How tech-savvy babies expose banks to fraud
By Nancy Onyango | February 11th 2014
By Nancy Onyango
Kenya: Like everywhere else in the world, the introduction and usage of mobile and Internet banking in Kenya is rising. Players are scrambling to launch their services, seeking to differentiate themselves from their competitors.
But fast, modern, 21st Century mobile banking products create major risks for banks and users.
One of the most significant sources of risk to banks is users.
They expose banks to risks through device loss, poor password security, unprotected wi-fi network connections, weak utilisation of security features and even letting their tech-savvy children use their devices.
Banks need to work with their users to educate them and agree on ground rules while monitoring them without infringing on their privacy.
Traditional risk management and control frameworks like audit trails and paperwork are slow and outdated for the real world.
The “business unusual” risk environment we find ourselves in requires multiple layers of mobile banking security infrastructure. These layers include the mobile user interface, mobile network, the bank’s firewall and the mobile banking server that in turn talks to the core banking system’s server.
Each layer presents different vulnerabilities and risks, including server, vendor, transmission, mobile device and end user risks. Each layer could compromise all the others if it is not secure.
Increasingly, many banks are depending on third parties for services related to their e-banking facilities, increasing their risk exposure, while reducing their ability to fully control or mitigate risks.
But however secure a system may be internally, it is important to work with external vendors and mobile service providers to ensure their security as well.
In managing enterprise-wide risks, banks are guided by management and other stakeholders on the risks from new product and service offerings.
However, the pace at which enterprise risk management frameworks are evolving or maturing is often slower than the pace of technological change. Many banks often find themselves exposed to risks without sufficient mitigation plans and controls in place.
Worryingly, banks may not have the skilled employees required to manage these risks, whereas fraudsters are often young, enthusiastic, extremely intelligent and agile in their approaches.
Fraudsters who once worked in isolation now tend to operate within established organised crime syndicates, with networks of “sleeper agents” embedded inside banks, sometimes for years. Organised crime targeted at banks is big business.
Many banks do not have much of a response to Internet and mobile risks and rely on their traditional IT, audit and business processes to respond (or not). Too many banks are still playing catch-up — and paying the price.
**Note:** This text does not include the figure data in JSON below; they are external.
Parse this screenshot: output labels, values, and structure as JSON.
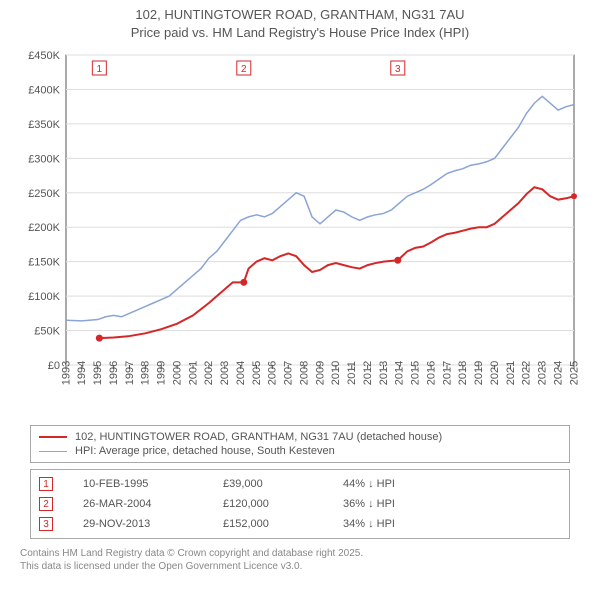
{
  "title_line1": "102, HUNTINGTOWER ROAD, GRANTHAM, NG31 7AU",
  "title_line2": "Price paid vs. HM Land Registry's House Price Index (HPI)",
  "chart": {
    "type": "line",
    "background_color": "#ffffff",
    "plot_bg": "#ffffff",
    "axis_color": "#555555",
    "grid_color": "#dddddd",
    "label_color": "#555555",
    "ylabel_prefix": "£",
    "ylim": [
      0,
      450000
    ],
    "ytick_step": 50000,
    "yticks": [
      "£0",
      "£50K",
      "£100K",
      "£150K",
      "£200K",
      "£250K",
      "£300K",
      "£350K",
      "£400K",
      "£450K"
    ],
    "xlim": [
      1993,
      2025
    ],
    "xtick_step": 1,
    "xticks": [
      "1993",
      "1994",
      "1995",
      "1996",
      "1997",
      "1998",
      "1999",
      "2000",
      "2001",
      "2002",
      "2003",
      "2004",
      "2005",
      "2006",
      "2007",
      "2008",
      "2009",
      "2010",
      "2011",
      "2012",
      "2013",
      "2014",
      "2015",
      "2016",
      "2017",
      "2018",
      "2019",
      "2020",
      "2021",
      "2022",
      "2023",
      "2024",
      "2025"
    ],
    "rotate_xticks": -90,
    "axis_fontsize": 11,
    "series": [
      {
        "id": "hpi",
        "label": "HPI: Average price, detached house, South Kesteven",
        "color": "#8aa4d6",
        "width": 1.5,
        "points": [
          [
            1993.0,
            65000
          ],
          [
            1994.0,
            64000
          ],
          [
            1995.0,
            66000
          ],
          [
            1995.5,
            70000
          ],
          [
            1996.0,
            72000
          ],
          [
            1996.5,
            70000
          ],
          [
            1997.0,
            75000
          ],
          [
            1997.5,
            80000
          ],
          [
            1998.0,
            85000
          ],
          [
            1998.5,
            90000
          ],
          [
            1999.0,
            95000
          ],
          [
            1999.5,
            100000
          ],
          [
            2000.0,
            110000
          ],
          [
            2000.5,
            120000
          ],
          [
            2001.0,
            130000
          ],
          [
            2001.5,
            140000
          ],
          [
            2002.0,
            155000
          ],
          [
            2002.5,
            165000
          ],
          [
            2003.0,
            180000
          ],
          [
            2003.5,
            195000
          ],
          [
            2004.0,
            210000
          ],
          [
            2004.5,
            215000
          ],
          [
            2005.0,
            218000
          ],
          [
            2005.5,
            215000
          ],
          [
            2006.0,
            220000
          ],
          [
            2006.5,
            230000
          ],
          [
            2007.0,
            240000
          ],
          [
            2007.5,
            250000
          ],
          [
            2008.0,
            245000
          ],
          [
            2008.5,
            215000
          ],
          [
            2009.0,
            205000
          ],
          [
            2009.5,
            215000
          ],
          [
            2010.0,
            225000
          ],
          [
            2010.5,
            222000
          ],
          [
            2011.0,
            215000
          ],
          [
            2011.5,
            210000
          ],
          [
            2012.0,
            215000
          ],
          [
            2012.5,
            218000
          ],
          [
            2013.0,
            220000
          ],
          [
            2013.5,
            225000
          ],
          [
            2014.0,
            235000
          ],
          [
            2014.5,
            245000
          ],
          [
            2015.0,
            250000
          ],
          [
            2015.5,
            255000
          ],
          [
            2016.0,
            262000
          ],
          [
            2016.5,
            270000
          ],
          [
            2017.0,
            278000
          ],
          [
            2017.5,
            282000
          ],
          [
            2018.0,
            285000
          ],
          [
            2018.5,
            290000
          ],
          [
            2019.0,
            292000
          ],
          [
            2019.5,
            295000
          ],
          [
            2020.0,
            300000
          ],
          [
            2020.5,
            315000
          ],
          [
            2021.0,
            330000
          ],
          [
            2021.5,
            345000
          ],
          [
            2022.0,
            365000
          ],
          [
            2022.5,
            380000
          ],
          [
            2023.0,
            390000
          ],
          [
            2023.5,
            380000
          ],
          [
            2024.0,
            370000
          ],
          [
            2024.5,
            375000
          ],
          [
            2025.0,
            378000
          ]
        ]
      },
      {
        "id": "property",
        "label": "102, HUNTINGTOWER ROAD, GRANTHAM, NG31 7AU (detached house)",
        "color": "#d62728",
        "width": 2,
        "points": [
          [
            1995.1,
            39000
          ],
          [
            1996.0,
            40000
          ],
          [
            1997.0,
            42000
          ],
          [
            1998.0,
            46000
          ],
          [
            1999.0,
            52000
          ],
          [
            2000.0,
            60000
          ],
          [
            2001.0,
            72000
          ],
          [
            2002.0,
            90000
          ],
          [
            2002.5,
            100000
          ],
          [
            2003.0,
            110000
          ],
          [
            2003.5,
            120000
          ],
          [
            2004.2,
            120000
          ],
          [
            2004.5,
            140000
          ],
          [
            2005.0,
            150000
          ],
          [
            2005.5,
            155000
          ],
          [
            2006.0,
            152000
          ],
          [
            2006.5,
            158000
          ],
          [
            2007.0,
            162000
          ],
          [
            2007.5,
            158000
          ],
          [
            2008.0,
            145000
          ],
          [
            2008.5,
            135000
          ],
          [
            2009.0,
            138000
          ],
          [
            2009.5,
            145000
          ],
          [
            2010.0,
            148000
          ],
          [
            2010.5,
            145000
          ],
          [
            2011.0,
            142000
          ],
          [
            2011.5,
            140000
          ],
          [
            2012.0,
            145000
          ],
          [
            2012.5,
            148000
          ],
          [
            2013.0,
            150000
          ],
          [
            2013.9,
            152000
          ],
          [
            2014.5,
            165000
          ],
          [
            2015.0,
            170000
          ],
          [
            2015.5,
            172000
          ],
          [
            2016.0,
            178000
          ],
          [
            2016.5,
            185000
          ],
          [
            2017.0,
            190000
          ],
          [
            2017.5,
            192000
          ],
          [
            2018.0,
            195000
          ],
          [
            2018.5,
            198000
          ],
          [
            2019.0,
            200000
          ],
          [
            2019.5,
            200000
          ],
          [
            2020.0,
            205000
          ],
          [
            2020.5,
            215000
          ],
          [
            2021.0,
            225000
          ],
          [
            2021.5,
            235000
          ],
          [
            2022.0,
            248000
          ],
          [
            2022.5,
            258000
          ],
          [
            2023.0,
            255000
          ],
          [
            2023.5,
            245000
          ],
          [
            2024.0,
            240000
          ],
          [
            2024.5,
            242000
          ],
          [
            2025.0,
            245000
          ]
        ]
      }
    ],
    "sale_markers": [
      {
        "n": "1",
        "year": 1995.1,
        "y": 39000
      },
      {
        "n": "2",
        "year": 2004.2,
        "y": 120000
      },
      {
        "n": "3",
        "year": 2013.9,
        "y": 152000
      }
    ],
    "marker_border": "#d62728",
    "marker_text_color": "#d62728",
    "marker_size": 14
  },
  "legend": [
    {
      "color": "#d62728",
      "width": 2,
      "label": "102, HUNTINGTOWER ROAD, GRANTHAM, NG31 7AU (detached house)"
    },
    {
      "color": "#8aa4d6",
      "width": 1.5,
      "label": "HPI: Average price, detached house, South Kesteven"
    }
  ],
  "sales": [
    {
      "n": "1",
      "date": "10-FEB-1995",
      "price": "£39,000",
      "diff": "44% ↓ HPI"
    },
    {
      "n": "2",
      "date": "26-MAR-2004",
      "price": "£120,000",
      "diff": "36% ↓ HPI"
    },
    {
      "n": "3",
      "date": "29-NOV-2013",
      "price": "£152,000",
      "diff": "34% ↓ HPI"
    }
  ],
  "footer_line1": "Contains HM Land Registry data © Crown copyright and database right 2025.",
  "footer_line2": "This data is licensed under the Open Government Licence v3.0."
}
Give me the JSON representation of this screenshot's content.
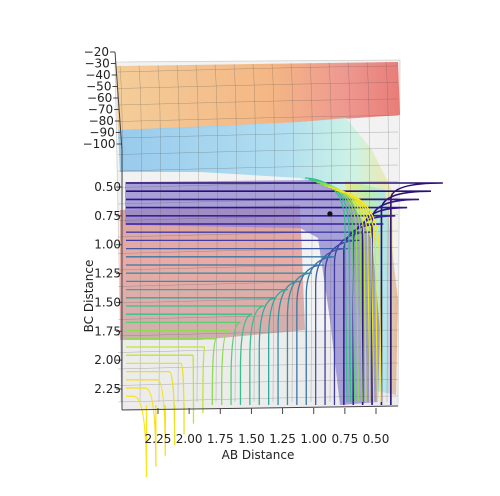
{
  "chart_data": {
    "type": "surface-contour-3d",
    "xlabel": "AB Distance",
    "ylabel": "BC Distance",
    "zlabel": "",
    "x_ticks": [
      "2.25",
      "2.00",
      "1.75",
      "1.50",
      "1.25",
      "1.00",
      "0.75",
      "0.50"
    ],
    "y_ticks": [
      "0.50",
      "0.75",
      "1.00",
      "1.25",
      "1.50",
      "1.75",
      "2.00",
      "2.25"
    ],
    "z_ticks": [
      "−20",
      "−30",
      "−40",
      "−50",
      "−60",
      "−70",
      "−80",
      "−90",
      "−100"
    ],
    "x_range": [
      0.4,
      2.4
    ],
    "y_range": [
      0.4,
      2.4
    ],
    "z_range": [
      -100,
      -20
    ],
    "marker": {
      "x": 0.95,
      "y": 0.75
    },
    "colormap": "viridis",
    "colors": {
      "surface_red": "#e8706a",
      "surface_orange": "#f4b078",
      "surface_blue": "#8fc6ec",
      "surface_cyan": "#b6f0ec",
      "surface_purple": "#8e86cf",
      "marker": "#111111"
    }
  }
}
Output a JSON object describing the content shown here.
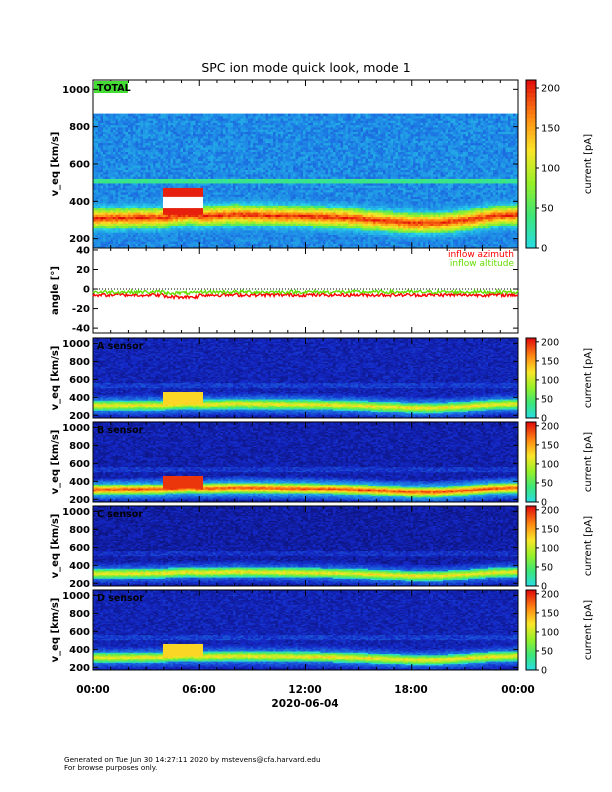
{
  "chart_data": {
    "type": "heatmap",
    "title": "SPC ion mode quick look, mode 1",
    "xlabel": "2020-06-04",
    "x_tick_labels": [
      "00:00",
      "06:00",
      "12:00",
      "18:00",
      "00:00"
    ],
    "x_range_hours": [
      0,
      24
    ],
    "panels": [
      {
        "id": "total",
        "label": "TOTAL",
        "ylabel": "v_eq [km/s]",
        "ylim": [
          150,
          1050
        ],
        "y_ticks": [
          200,
          400,
          600,
          800,
          1000
        ],
        "colorbar": {
          "label": "current [pA]",
          "range": [
            0,
            210
          ],
          "ticks": [
            0,
            50,
            100,
            150,
            200
          ]
        },
        "data_top_kms": 870,
        "noise_level": 45,
        "band_level": 105,
        "peak_level": 195
      },
      {
        "id": "angle",
        "type": "line",
        "ylabel": "angle [°]",
        "ylim": [
          -45,
          42
        ],
        "y_ticks": [
          -40,
          -20,
          0,
          20,
          40
        ],
        "series": [
          {
            "name": "inflow azimuth",
            "color": "#ff0000",
            "mean_deg": -6
          },
          {
            "name": "inflow altitude",
            "color": "#66dd00",
            "mean_deg": -3
          }
        ]
      },
      {
        "id": "a",
        "label": "A sensor",
        "ylabel": "v_eq [km/s]",
        "ylim": [
          170,
          1060
        ],
        "y_ticks": [
          200,
          400,
          600,
          800,
          1000
        ],
        "colorbar": {
          "label": "current [pA]",
          "range": [
            0,
            210
          ],
          "ticks": [
            0,
            50,
            100,
            150,
            200
          ]
        },
        "data_top_kms": 1060,
        "noise_level": 12,
        "band_level": 70,
        "peak_level": 150
      },
      {
        "id": "b",
        "label": "B sensor",
        "ylabel": "v_eq [km/s]",
        "ylim": [
          170,
          1060
        ],
        "y_ticks": [
          200,
          400,
          600,
          800,
          1000
        ],
        "colorbar": {
          "label": "current [pA]",
          "range": [
            0,
            210
          ],
          "ticks": [
            0,
            50,
            100,
            150,
            200
          ]
        },
        "data_top_kms": 1060,
        "noise_level": 10,
        "band_level": 90,
        "peak_level": 190
      },
      {
        "id": "c",
        "label": "C sensor",
        "ylabel": "v_eq [km/s]",
        "ylim": [
          170,
          1060
        ],
        "y_ticks": [
          200,
          400,
          600,
          800,
          1000
        ],
        "colorbar": {
          "label": "current [pA]",
          "range": [
            0,
            210
          ],
          "ticks": [
            0,
            50,
            100,
            150,
            200
          ]
        },
        "data_top_kms": 1060,
        "noise_level": 8,
        "band_level": 60,
        "peak_level": 150
      },
      {
        "id": "d",
        "label": "D sensor",
        "ylabel": "v_eq [km/s]",
        "ylim": [
          170,
          1060
        ],
        "y_ticks": [
          200,
          400,
          600,
          800,
          1000
        ],
        "colorbar": {
          "label": "current [pA]",
          "range": [
            0,
            210
          ],
          "ticks": [
            0,
            50,
            100,
            150,
            200
          ]
        },
        "data_top_kms": 1060,
        "noise_level": 12,
        "band_level": 65,
        "peak_level": 150
      }
    ],
    "solar_wind_band": {
      "description_points_hours": [
        0,
        4,
        5.5,
        6,
        8,
        10,
        12,
        14,
        16,
        18,
        19.5,
        21,
        22.5,
        24
      ],
      "center_kms": [
        310,
        315,
        330,
        320,
        330,
        325,
        320,
        315,
        300,
        285,
        285,
        300,
        320,
        330
      ]
    }
  },
  "footer": {
    "line1": "Generated on Tue Jun 30 14:27:11 2020 by mstevens@cfa.harvard.edu",
    "line2": "For browse purposes only."
  }
}
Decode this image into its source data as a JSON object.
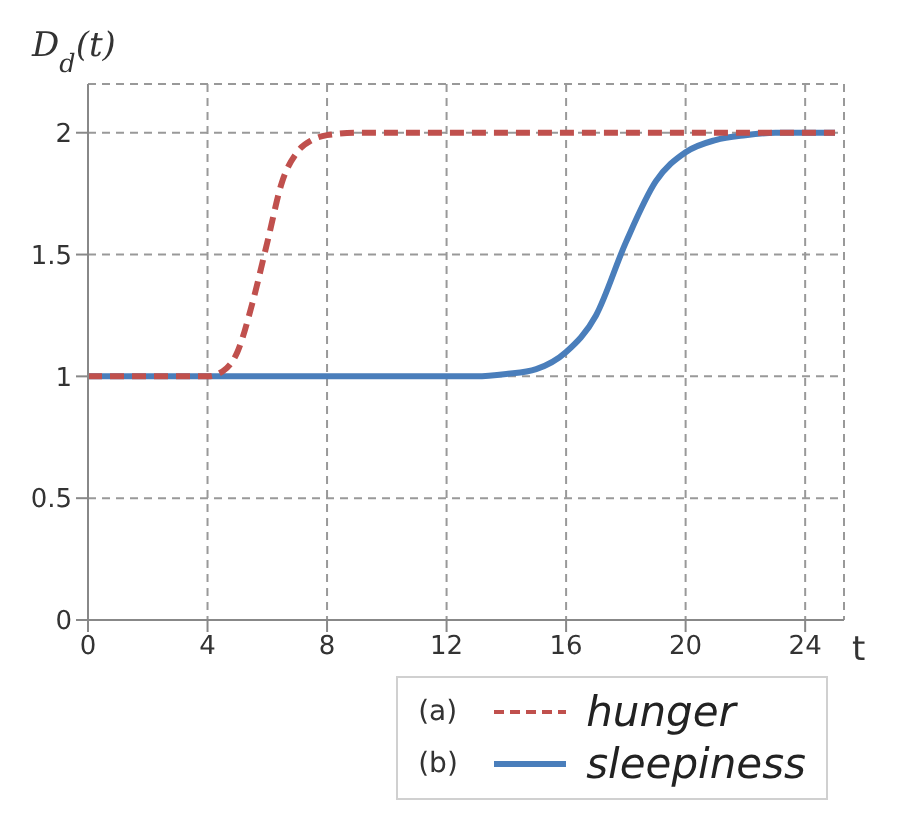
{
  "chart_data": {
    "type": "line",
    "xlabel": "t",
    "ylabel": "D$_{d}$(t)",
    "xlim": [
      0,
      25.3
    ],
    "xticks": [
      0,
      4,
      8,
      12,
      16,
      20,
      24
    ],
    "ylim": [
      0,
      2.2
    ],
    "yticks": [
      0,
      0.5,
      1,
      1.5,
      2
    ],
    "grid": true,
    "annotations": [
      "(a)",
      "(b)"
    ],
    "legend": "bottom right",
    "marker": "none",
    "series": [
      {
        "name": "hunger",
        "color": "#c0504d",
        "line_style": "dashed",
        "x": [
          0,
          4,
          4.5,
          5,
          5.5,
          6,
          6.5,
          7,
          7.5,
          8,
          9,
          10,
          25
        ],
        "values": [
          1,
          1,
          1.02,
          1.1,
          1.3,
          1.55,
          1.8,
          1.92,
          1.97,
          1.99,
          2,
          2,
          2
        ]
      },
      {
        "name": "sleepiness",
        "color": "#4a7ebb",
        "line_style": "solid",
        "x": [
          0,
          12,
          13,
          14,
          15,
          16,
          17,
          18,
          19,
          20,
          21,
          22,
          23,
          24,
          25
        ],
        "values": [
          1,
          1,
          1,
          1.01,
          1.03,
          1.1,
          1.25,
          1.55,
          1.8,
          1.92,
          1.97,
          1.99,
          2,
          2,
          2
        ]
      }
    ]
  }
}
In themselves, mobile and Internet banking services do not expose banks to new risks, but they impact the profile of existing risks and accentuate those that any financial institution faces. The Board and senior management must be cognizant of these risks and deal with them appropriately.
Managing risks and implementing controls for mobile and Internet banking services should follow similar principles as other IT risk assurance processes, although the tools, skills and timing aspects of the processes may need to be revisited.
The greatest danger is to treat these risks as typical IT audit issues and perform checks periodically (such as annually) as part of a structured audit plan.
These risk areas should be audited continuously and proactively, with systems in place to generate alerts in the event of any anomalies and escalate them either during or soon after a transaction has been processed.
Another danger is to treat mobile and Internet banking risks as technical IT matters and leave them to IT management or security departments to manage. Generally, these are business management issues that require attention from senior management.
Impact on revenue
Although boards and management should have oversight of risks and controls frameworks, many of these individuals may lack risk expertise and will require outside counsel to explain or demonstrate exposure.
Boards and management need to appreciate their business case, risk exposure and impact on other revenue streams. Only then can they confirm if the accountability, policies and controls for which they have oversight are sufficiently robust to manage these risks.
The risks arising from mobile and Internet banking are not restricted to information security areas, but span across all areas of traditional banking as well.
All stakeholders have a role to play in helping to manage risks. By working together, they can help undermine the pervasiveness of globally organised fraudsters targeting banks and their customers.
Nancy Onyango is a partner with PwC Kenya.